Python’s set data structure handles this natively.

# Define sets of user IDs
group_a = {"user1", "user2", "user3", "user4"} # 4 users
group_b = {"user3", "user4", "user5"}          # 3 users

# Intersection (Users in BOTH groups)
intersection = group_a.intersection(group_b)
print(f"Intersection: {intersection}")
# Output: {'user3', 'user4'} (Size 2)

# Union (Unique users across groups)
union = group_a.union(group_b)
print(f"Union: {union}")
# Output: {'user1', 'user2', 'user3', 'user4', 'user5'} (Size 5)

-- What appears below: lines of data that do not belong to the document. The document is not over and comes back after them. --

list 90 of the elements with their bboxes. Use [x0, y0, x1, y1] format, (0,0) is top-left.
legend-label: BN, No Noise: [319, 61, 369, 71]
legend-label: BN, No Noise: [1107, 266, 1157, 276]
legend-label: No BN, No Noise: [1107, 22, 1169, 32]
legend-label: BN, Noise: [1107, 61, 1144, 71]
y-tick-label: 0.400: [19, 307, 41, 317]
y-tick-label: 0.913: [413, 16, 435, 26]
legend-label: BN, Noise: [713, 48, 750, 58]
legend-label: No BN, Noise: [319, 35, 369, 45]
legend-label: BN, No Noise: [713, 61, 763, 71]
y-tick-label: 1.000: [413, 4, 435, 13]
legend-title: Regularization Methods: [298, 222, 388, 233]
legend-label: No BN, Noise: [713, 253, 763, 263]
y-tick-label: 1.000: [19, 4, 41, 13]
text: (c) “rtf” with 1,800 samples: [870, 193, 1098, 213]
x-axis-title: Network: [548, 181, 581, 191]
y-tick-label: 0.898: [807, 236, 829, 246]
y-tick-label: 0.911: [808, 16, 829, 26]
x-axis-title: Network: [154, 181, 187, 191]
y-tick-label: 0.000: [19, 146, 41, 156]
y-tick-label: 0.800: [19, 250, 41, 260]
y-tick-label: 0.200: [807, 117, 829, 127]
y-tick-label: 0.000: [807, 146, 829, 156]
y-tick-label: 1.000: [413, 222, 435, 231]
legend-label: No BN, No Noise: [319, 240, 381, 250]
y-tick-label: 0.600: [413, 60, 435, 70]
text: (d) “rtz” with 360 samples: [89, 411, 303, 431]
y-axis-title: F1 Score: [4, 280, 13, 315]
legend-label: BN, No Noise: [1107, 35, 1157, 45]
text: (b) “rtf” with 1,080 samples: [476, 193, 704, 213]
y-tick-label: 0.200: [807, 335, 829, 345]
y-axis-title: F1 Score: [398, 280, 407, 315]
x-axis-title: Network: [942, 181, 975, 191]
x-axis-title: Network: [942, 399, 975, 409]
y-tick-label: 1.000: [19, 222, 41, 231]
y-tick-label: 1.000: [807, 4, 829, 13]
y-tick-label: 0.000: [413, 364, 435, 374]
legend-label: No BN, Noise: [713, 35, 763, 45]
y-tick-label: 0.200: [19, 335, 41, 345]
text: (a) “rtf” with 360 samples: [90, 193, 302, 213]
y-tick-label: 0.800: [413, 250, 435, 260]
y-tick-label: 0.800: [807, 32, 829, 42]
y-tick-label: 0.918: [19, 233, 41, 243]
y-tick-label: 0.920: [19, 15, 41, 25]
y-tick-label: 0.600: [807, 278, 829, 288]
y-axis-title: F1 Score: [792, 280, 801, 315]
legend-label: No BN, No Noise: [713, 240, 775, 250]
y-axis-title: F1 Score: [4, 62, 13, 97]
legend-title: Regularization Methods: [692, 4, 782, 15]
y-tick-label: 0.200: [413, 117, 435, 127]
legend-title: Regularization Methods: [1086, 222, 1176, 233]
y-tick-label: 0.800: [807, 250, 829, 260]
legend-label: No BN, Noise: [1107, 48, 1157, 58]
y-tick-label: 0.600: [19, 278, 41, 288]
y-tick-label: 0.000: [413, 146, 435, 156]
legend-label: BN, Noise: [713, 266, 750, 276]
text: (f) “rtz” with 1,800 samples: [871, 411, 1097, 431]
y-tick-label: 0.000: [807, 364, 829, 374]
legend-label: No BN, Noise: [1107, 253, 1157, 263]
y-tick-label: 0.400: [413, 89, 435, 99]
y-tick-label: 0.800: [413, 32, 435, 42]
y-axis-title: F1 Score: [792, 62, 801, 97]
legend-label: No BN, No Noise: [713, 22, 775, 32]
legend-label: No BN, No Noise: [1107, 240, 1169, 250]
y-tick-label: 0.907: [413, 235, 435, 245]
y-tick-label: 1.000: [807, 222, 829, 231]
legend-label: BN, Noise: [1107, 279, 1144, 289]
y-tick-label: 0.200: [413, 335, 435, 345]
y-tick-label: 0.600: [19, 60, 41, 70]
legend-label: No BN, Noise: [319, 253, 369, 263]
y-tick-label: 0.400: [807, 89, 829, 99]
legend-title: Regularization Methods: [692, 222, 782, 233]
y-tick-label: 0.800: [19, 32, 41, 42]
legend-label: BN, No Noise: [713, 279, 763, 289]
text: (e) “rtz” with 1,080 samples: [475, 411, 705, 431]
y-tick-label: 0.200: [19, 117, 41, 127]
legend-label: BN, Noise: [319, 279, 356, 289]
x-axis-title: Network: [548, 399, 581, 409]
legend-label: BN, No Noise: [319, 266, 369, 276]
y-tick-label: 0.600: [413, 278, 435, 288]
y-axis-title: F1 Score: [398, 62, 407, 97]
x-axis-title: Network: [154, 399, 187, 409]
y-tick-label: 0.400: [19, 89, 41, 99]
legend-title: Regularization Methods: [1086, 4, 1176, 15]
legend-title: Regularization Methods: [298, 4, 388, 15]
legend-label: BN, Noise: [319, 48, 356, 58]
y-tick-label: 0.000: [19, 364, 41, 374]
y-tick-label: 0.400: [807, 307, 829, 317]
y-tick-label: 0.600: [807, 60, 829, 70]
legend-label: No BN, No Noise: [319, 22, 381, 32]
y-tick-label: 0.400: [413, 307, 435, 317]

# Verify Principle: |A| + |B| - |A &cap; B|
# 4 + 3 - 2 = 5
assert len(union) == len(group_a) + len(group_b) - len(intersection)

6. Data Science Application: Monthly Active Users (MAU)

A common metric in tech companies is Monthly Active Users (MAU).

Suppose you have:

  • Web Users: 1,000,000
  • iOS Users: 800,000
  • Android Users: 700,000

If you just add them up (2.5M), you are overestimating your reach because many users use multiple platforms.

To get the True Total Reach, you need to subtract the overlaps:

  • Users on Web & iOS
  • Users on Web & Android
  • Users on iOS & Android

And add back the super-users (Web & iOS & Android).

Formula: Total = Web + iOS + Android - (Web&iOS + Web&And + iOS&And) + (AllThree)

This logic is fundamental to SQL queries using COUNT(DISTINCT user_id) which effectively applies this principle under the hood.

[!IMPORTANT] Failing to account for overlap is a common mistake in marketing attribution and growth accounting. Always check for intersections!